Charlie Guthrie smplmchn at mindspring.com
Sun Mar 14 19:40:51 CST 2004


You would not be the first one to do their own heat cycling. In my local car
club the prevailing "rule of thumb" is 100 miles at freeway speeds is equal
to heat-cycling. Other members have a local freeway ramp sequence that loads
both sides of the car (left and right exits). Mostly you need to get the
tires up to operating temperature so doing it in February can be tough. I
heat cycled my last set of Kumhos between home and VIR International raceway
at night before instructing for a full course event. I probably could have
done a better job of heating them since it was cold, but where there was
little traffic, I swerved the car enough to warm up the tires.
Unless you are really planning to baby the tires, you should plan on having
them shaved.

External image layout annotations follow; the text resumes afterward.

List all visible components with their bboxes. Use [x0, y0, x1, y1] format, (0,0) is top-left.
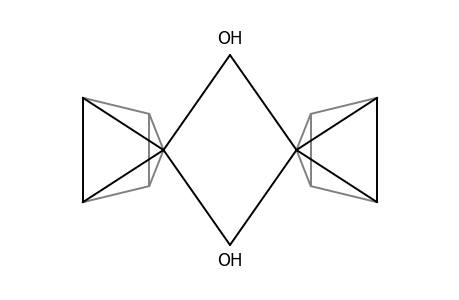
Text: OH: OH	[217, 30, 242, 48]
Text: OH: OH	[217, 252, 242, 270]
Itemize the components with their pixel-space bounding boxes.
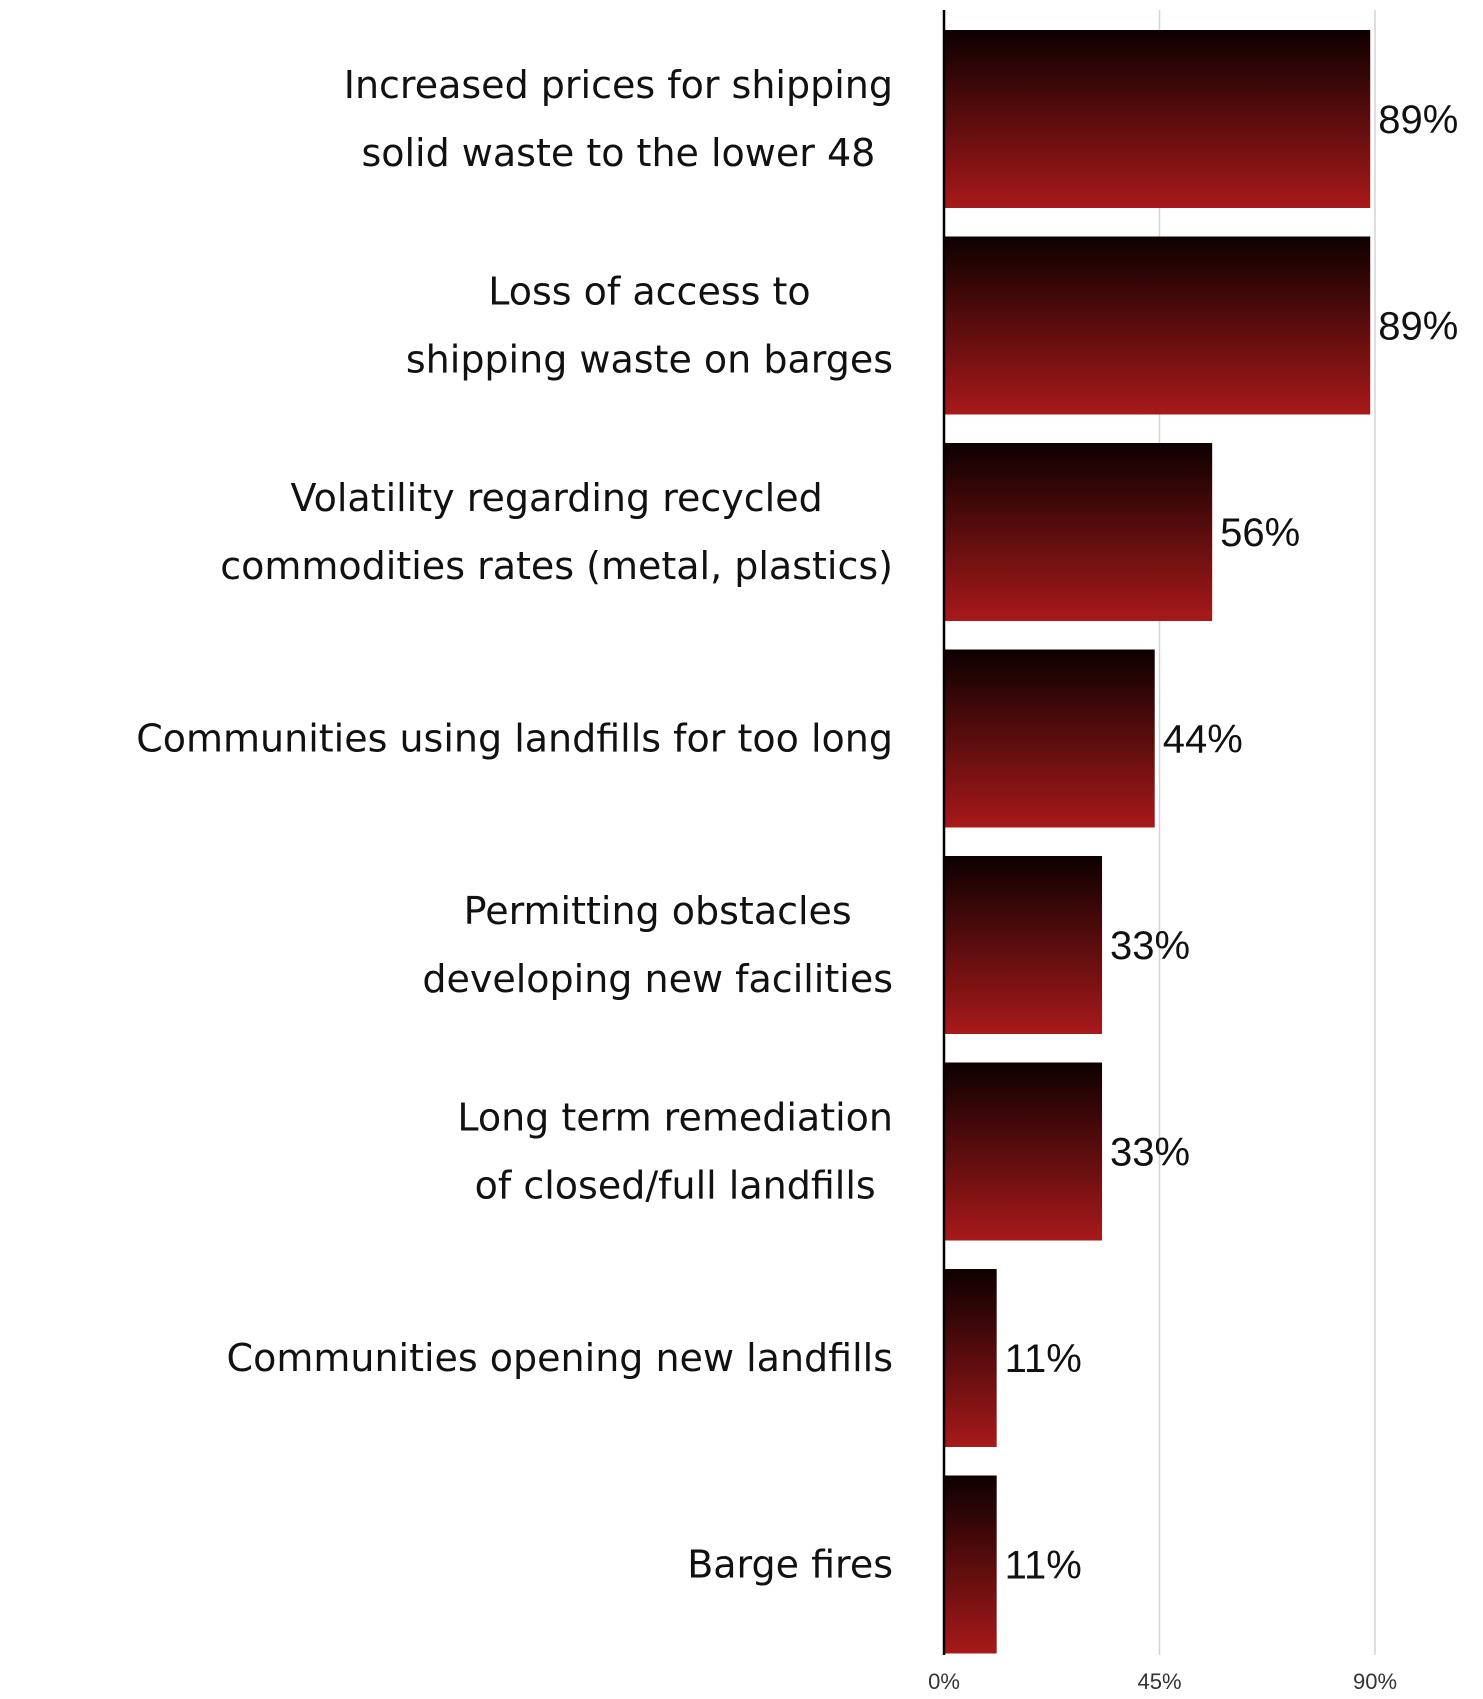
bar — [944, 649, 1155, 828]
value-label: 11% — [1005, 1337, 1082, 1381]
x-tick-label: 90% — [1353, 1669, 1397, 1694]
bar — [944, 856, 1103, 1034]
category-label: Barge fires — [687, 1543, 893, 1587]
value-labels: 89% 89% 56% 44% 33% 33% 11% 11% — [1005, 98, 1459, 1588]
category-label: Long term remediation of closed/full land… — [457, 1096, 893, 1208]
bar — [944, 443, 1213, 621]
x-axis-ticks: 0% 45% 90% — [928, 1669, 1397, 1694]
category-labels: Increased prices for shipping solid waste… — [136, 63, 893, 1587]
bar — [944, 1269, 997, 1447]
category-label: Permitting obstacles developing new facil… — [422, 889, 893, 1001]
bar — [944, 1475, 997, 1654]
value-label: 56% — [1220, 511, 1300, 555]
category-label: Loss of access to shipping waste on barge… — [406, 270, 893, 382]
value-label: 33% — [1110, 1131, 1190, 1175]
bar — [944, 30, 1371, 208]
category-label: Increased prices for shipping solid waste… — [344, 63, 893, 175]
x-tick-label: 45% — [1137, 1669, 1181, 1694]
category-label: Communities opening new landfills — [227, 1336, 893, 1380]
value-label: 11% — [1005, 1544, 1082, 1588]
x-tick-label: 0% — [928, 1669, 960, 1694]
value-label: 89% — [1378, 305, 1458, 349]
category-label: Volatility regarding recycled commodities… — [220, 476, 893, 588]
category-label: Communities using landfills for too long — [136, 717, 893, 761]
bar — [944, 1062, 1103, 1241]
value-label: 89% — [1378, 98, 1458, 142]
value-label: 44% — [1163, 718, 1243, 762]
value-label: 33% — [1110, 924, 1190, 968]
bars — [944, 30, 1371, 1654]
bar — [944, 236, 1371, 415]
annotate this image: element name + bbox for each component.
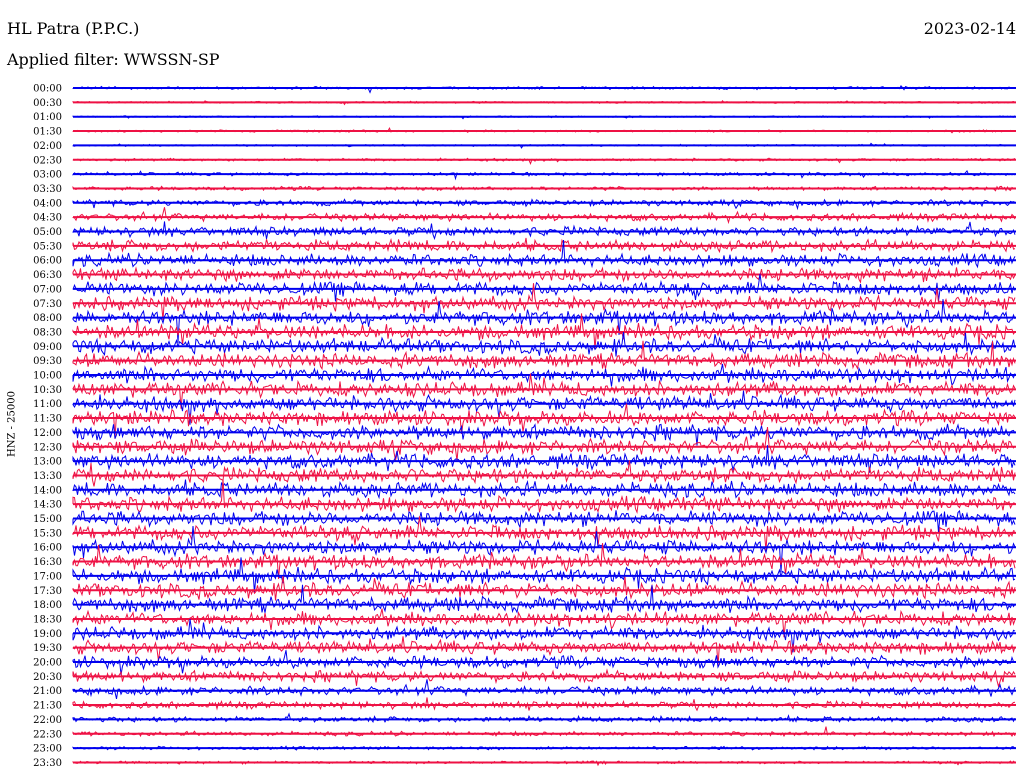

A full tread depth tire heats up more (tread squirm and flex).
Also, rubber which is very strong in compression is weak in tension
(pulling). When a full tread depth tire is side loaded, the outside tread
blocks are pushed toward the center of the tire which pulls the rubber on
the outside of the tire (tension) and can pull the entire tread block from
the tire carcass (chunking). An alternative to paying for shaving is to run
the tires on the street or a few autocrosses until the desired 4/32" tread
depth is reached....and then go tracking. Again, you would not be the first
track junkie to "street shave" his tires.